Although I'm American, I also find the name Samuel Scheidt pretty funny. (We never pronounce the s-word like this composer's last name in the states.) Anyway, I remember hearing one of our local announcers say something to the effect of "And now for some music by Baroque composer Samuel Scheidt..." and my ears perked up. It never occured to me that he could be German...it very well could have been and English composer with a very unfortunate name.


----------



## bdelykleon (May 21, 2009)

This is a curious question, I think it is not the case to mention Biber, Buxtehude, Lully and Charpentier, because they were born arround 1640 and the case is about music composed from that time on. In my cd collection there are three great composers: Schütz, Louis Couperin and Cavalli, they are great composers but their work have a strage character, good, but for me at least they lack something, they sound too experimental, too unsure, too tentative. To me, the mid-baroque is an era of shaping of traditions and forms, much like will the era arround 1740 and 1770, and this may have an effect on the musical quality of that era. All compositions by the mentioned composers are in a certain mid way between the forms of the late-Renaissence, early-baroque and the late Baroque we all know, Cavalli's example is interesting because his operas are not quite in the declamatory way of Monteverdi, they clearly have arias and numbers, but all these numbers are in a tentative way, as if they were trying to find the better expression. The same can be said about Schütz, who makes the transition between Monteverdi's Catholic music writing and the Luteran cantatas of Bach and Telemann and Couperin prefiguring the keyboard works of the French masters.


----------



## periodinstrumentfan (Sep 11, 2008)

There's a good Cavalli opera on DVD by René Jacobs... La Calisto


----------



## periodinstrumentfan (Sep 11, 2008)

bdelykleon said:


> This is a curious question, I think it is not the case to mention Biber, Buxtehude, Lully and Charpentier, because they were born arround 1640 and the case is about music composed from that time on.


You're right... my bad


----------



## periodinstrumentfan (Sep 11, 2008)

But isn't this mid-Baroque period the flowering of the Improvisatory Style called Stylus Luxurian Theatralis aka Stylus Phantasticus ? 

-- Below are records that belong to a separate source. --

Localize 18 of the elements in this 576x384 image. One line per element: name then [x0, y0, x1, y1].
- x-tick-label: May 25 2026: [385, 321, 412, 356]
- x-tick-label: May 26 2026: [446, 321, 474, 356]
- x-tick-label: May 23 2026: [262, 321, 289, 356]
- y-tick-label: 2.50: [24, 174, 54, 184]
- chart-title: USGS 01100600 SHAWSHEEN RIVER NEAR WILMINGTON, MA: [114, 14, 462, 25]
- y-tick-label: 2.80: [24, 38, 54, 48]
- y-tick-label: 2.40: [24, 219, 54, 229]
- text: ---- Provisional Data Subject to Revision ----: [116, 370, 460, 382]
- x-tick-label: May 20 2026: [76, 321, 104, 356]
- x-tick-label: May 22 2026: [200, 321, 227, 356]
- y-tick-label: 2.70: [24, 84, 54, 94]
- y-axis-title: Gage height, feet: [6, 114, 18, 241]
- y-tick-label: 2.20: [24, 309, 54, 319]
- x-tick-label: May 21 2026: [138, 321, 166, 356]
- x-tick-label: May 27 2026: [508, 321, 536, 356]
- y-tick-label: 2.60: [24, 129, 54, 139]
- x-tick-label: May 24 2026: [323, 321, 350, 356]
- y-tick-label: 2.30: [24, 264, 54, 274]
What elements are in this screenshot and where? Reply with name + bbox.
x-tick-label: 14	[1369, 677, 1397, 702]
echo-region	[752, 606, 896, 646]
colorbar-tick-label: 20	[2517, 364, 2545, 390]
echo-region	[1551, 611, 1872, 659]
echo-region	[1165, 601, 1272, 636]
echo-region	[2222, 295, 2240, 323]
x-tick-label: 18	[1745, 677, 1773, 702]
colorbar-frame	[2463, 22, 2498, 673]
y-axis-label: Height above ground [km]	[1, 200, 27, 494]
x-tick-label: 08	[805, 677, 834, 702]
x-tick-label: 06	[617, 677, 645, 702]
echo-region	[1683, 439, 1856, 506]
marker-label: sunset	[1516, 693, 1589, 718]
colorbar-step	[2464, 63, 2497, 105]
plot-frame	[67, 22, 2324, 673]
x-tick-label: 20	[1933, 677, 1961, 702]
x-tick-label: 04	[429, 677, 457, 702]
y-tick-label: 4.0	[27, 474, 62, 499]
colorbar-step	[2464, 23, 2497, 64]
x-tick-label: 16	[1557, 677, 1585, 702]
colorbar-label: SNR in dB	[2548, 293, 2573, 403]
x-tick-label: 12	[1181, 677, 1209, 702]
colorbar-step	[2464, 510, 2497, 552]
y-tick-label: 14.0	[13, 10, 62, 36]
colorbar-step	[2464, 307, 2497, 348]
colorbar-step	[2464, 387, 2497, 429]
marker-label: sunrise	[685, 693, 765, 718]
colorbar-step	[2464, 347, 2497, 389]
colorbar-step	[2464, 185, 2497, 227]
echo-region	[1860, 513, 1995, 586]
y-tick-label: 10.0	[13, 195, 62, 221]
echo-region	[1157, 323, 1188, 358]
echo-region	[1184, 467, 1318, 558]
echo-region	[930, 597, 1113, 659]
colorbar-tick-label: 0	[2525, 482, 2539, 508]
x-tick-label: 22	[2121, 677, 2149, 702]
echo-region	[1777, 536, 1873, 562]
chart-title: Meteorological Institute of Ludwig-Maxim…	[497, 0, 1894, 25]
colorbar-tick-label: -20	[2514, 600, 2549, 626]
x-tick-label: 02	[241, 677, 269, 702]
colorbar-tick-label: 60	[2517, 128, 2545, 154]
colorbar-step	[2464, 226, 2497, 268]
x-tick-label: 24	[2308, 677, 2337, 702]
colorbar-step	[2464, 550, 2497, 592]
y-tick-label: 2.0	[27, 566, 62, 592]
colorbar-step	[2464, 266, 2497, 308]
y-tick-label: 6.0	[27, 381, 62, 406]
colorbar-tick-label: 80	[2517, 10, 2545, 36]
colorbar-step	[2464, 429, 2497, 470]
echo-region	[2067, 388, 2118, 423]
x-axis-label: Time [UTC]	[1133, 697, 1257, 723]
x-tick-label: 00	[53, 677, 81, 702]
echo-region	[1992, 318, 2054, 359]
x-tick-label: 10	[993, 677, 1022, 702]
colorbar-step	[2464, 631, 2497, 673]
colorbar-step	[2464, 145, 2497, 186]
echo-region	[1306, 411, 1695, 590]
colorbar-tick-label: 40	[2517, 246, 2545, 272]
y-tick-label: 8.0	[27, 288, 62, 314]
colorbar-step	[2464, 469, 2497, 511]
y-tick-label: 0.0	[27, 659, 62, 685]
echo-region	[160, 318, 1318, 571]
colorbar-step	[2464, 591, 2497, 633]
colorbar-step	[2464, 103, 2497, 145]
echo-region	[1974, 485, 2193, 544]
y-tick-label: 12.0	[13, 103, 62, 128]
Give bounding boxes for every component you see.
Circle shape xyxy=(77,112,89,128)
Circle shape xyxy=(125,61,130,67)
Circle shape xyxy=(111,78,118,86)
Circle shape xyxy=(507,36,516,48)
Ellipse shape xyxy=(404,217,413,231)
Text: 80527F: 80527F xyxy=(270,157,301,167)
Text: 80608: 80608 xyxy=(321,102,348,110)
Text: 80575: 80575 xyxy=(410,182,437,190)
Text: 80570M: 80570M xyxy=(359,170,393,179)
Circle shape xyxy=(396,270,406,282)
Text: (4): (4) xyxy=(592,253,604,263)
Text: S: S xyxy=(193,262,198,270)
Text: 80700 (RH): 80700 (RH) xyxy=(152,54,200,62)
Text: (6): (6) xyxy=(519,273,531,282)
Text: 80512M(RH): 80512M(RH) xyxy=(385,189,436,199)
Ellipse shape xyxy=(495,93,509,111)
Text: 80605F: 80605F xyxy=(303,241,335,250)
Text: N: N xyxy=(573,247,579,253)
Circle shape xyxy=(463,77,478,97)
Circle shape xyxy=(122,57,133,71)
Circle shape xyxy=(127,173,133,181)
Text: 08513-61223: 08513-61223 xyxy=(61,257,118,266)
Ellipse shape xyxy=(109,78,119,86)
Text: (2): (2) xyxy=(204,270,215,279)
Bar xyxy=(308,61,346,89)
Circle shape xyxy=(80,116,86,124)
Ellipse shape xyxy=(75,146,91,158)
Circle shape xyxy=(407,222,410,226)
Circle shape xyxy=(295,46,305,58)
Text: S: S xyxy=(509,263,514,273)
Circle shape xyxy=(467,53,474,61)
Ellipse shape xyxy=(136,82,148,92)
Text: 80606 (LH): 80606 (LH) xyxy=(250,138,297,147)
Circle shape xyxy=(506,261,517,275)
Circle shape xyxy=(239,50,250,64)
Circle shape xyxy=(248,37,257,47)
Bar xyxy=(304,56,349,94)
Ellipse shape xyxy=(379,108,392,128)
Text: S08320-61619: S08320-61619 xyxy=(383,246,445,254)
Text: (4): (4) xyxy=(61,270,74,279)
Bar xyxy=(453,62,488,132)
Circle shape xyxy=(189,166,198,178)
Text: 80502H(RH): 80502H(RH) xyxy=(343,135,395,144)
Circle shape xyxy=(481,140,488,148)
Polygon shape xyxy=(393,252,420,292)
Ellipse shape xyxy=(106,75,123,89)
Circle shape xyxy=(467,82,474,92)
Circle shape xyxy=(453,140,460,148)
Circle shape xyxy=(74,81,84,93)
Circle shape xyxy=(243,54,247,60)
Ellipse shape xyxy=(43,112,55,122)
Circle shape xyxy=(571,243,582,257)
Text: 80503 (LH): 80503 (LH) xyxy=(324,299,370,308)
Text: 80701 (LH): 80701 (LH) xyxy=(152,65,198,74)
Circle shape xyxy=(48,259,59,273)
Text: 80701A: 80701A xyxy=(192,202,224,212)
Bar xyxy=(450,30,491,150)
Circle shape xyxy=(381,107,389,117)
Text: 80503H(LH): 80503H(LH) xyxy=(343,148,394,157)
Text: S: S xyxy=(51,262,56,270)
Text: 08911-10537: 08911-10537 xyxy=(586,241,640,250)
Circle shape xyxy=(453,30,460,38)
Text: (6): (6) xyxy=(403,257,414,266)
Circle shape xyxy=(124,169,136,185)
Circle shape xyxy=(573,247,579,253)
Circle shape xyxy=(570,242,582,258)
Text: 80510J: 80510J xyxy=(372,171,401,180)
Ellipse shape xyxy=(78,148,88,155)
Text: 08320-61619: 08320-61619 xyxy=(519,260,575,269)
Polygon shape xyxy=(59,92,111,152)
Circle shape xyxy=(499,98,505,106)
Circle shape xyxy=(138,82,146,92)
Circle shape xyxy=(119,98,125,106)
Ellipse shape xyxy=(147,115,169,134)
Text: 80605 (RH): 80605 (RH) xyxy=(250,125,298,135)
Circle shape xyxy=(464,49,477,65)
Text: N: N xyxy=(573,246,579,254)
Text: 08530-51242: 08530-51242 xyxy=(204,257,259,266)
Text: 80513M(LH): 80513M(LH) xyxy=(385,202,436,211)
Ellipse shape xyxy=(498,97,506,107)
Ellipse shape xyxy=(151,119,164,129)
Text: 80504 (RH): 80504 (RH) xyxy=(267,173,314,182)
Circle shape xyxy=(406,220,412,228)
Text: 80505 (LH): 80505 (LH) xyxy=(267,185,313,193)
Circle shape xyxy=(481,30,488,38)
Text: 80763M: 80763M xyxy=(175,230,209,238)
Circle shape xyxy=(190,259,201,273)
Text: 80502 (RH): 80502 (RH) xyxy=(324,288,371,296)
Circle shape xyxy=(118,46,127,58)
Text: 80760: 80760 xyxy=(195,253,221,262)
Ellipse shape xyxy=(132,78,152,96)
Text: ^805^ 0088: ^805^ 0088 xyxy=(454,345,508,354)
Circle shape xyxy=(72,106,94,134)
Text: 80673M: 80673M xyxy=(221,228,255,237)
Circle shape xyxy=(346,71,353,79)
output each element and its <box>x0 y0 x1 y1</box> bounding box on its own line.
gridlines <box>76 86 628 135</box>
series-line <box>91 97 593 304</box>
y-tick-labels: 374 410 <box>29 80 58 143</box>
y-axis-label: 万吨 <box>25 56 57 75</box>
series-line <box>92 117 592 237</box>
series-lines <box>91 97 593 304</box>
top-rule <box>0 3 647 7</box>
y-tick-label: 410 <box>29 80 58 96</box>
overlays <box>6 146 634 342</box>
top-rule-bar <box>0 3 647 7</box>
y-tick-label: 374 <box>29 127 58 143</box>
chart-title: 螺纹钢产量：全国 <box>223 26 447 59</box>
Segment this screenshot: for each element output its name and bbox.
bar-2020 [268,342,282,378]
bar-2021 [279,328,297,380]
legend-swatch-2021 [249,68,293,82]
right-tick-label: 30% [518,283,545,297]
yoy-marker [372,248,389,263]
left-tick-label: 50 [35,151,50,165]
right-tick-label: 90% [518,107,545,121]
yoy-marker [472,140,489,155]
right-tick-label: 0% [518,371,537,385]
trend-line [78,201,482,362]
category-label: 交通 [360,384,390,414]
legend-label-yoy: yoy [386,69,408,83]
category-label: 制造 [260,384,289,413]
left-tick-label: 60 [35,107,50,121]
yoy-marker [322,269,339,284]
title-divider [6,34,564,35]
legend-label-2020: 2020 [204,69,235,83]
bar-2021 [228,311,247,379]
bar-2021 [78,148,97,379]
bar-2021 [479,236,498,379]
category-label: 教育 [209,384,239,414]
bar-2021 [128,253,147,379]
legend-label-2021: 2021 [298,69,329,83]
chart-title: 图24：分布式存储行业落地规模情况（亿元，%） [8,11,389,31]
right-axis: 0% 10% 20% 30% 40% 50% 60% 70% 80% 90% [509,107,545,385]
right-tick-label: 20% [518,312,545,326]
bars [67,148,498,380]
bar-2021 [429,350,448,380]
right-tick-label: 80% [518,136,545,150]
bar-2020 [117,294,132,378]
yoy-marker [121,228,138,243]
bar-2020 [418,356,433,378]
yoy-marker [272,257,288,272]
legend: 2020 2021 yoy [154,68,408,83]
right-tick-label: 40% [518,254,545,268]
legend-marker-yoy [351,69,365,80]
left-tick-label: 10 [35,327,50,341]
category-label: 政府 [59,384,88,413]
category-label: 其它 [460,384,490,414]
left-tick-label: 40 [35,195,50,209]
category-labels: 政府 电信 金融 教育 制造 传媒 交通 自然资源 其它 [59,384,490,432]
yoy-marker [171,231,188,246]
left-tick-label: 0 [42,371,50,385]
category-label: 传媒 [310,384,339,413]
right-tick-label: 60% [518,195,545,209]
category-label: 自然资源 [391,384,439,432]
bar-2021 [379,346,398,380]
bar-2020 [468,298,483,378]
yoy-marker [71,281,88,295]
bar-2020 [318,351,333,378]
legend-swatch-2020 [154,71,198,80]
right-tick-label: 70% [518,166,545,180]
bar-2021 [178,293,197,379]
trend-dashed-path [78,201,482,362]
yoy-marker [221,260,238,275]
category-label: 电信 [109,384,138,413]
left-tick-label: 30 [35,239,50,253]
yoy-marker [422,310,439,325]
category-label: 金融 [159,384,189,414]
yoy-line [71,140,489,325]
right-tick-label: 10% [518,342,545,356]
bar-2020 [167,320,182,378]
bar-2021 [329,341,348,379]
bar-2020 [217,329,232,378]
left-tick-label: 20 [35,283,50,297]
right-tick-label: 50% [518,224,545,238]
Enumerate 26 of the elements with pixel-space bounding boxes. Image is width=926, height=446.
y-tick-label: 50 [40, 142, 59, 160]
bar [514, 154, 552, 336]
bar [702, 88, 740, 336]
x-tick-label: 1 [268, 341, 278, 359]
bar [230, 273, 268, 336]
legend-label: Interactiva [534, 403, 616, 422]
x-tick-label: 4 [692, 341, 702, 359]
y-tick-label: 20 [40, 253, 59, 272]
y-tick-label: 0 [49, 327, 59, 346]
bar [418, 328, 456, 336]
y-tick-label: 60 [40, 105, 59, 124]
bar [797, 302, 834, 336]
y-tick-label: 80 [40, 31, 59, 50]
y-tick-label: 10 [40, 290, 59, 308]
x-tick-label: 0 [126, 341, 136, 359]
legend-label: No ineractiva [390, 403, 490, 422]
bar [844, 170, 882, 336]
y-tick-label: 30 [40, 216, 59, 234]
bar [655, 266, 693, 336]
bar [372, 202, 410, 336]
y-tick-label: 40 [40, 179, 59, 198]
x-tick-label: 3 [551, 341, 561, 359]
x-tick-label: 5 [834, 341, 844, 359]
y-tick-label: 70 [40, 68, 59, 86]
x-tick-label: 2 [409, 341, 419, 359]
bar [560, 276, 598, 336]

I think this period overlaps from the time the first violin sonatas were published by Italians in the early 1600s like Cima, *Pandolfi* 



 , Fontana and Castello to the time of Bach ? ... :-.

The 1st notes of the basso continuo and melody of Pandolfi's (1567 - 1636) sonata at 1:56 are so similar to Schmelzer's (c. 1620 - 1680) Sonata IV 



 as is the case with Biber's improvisatory pieces that it's so hard not to think them and their styles related and forget the relative dates when they were born and the dates of their output... :->

...anyway i'm just a novice at this thing...ahaha...


----------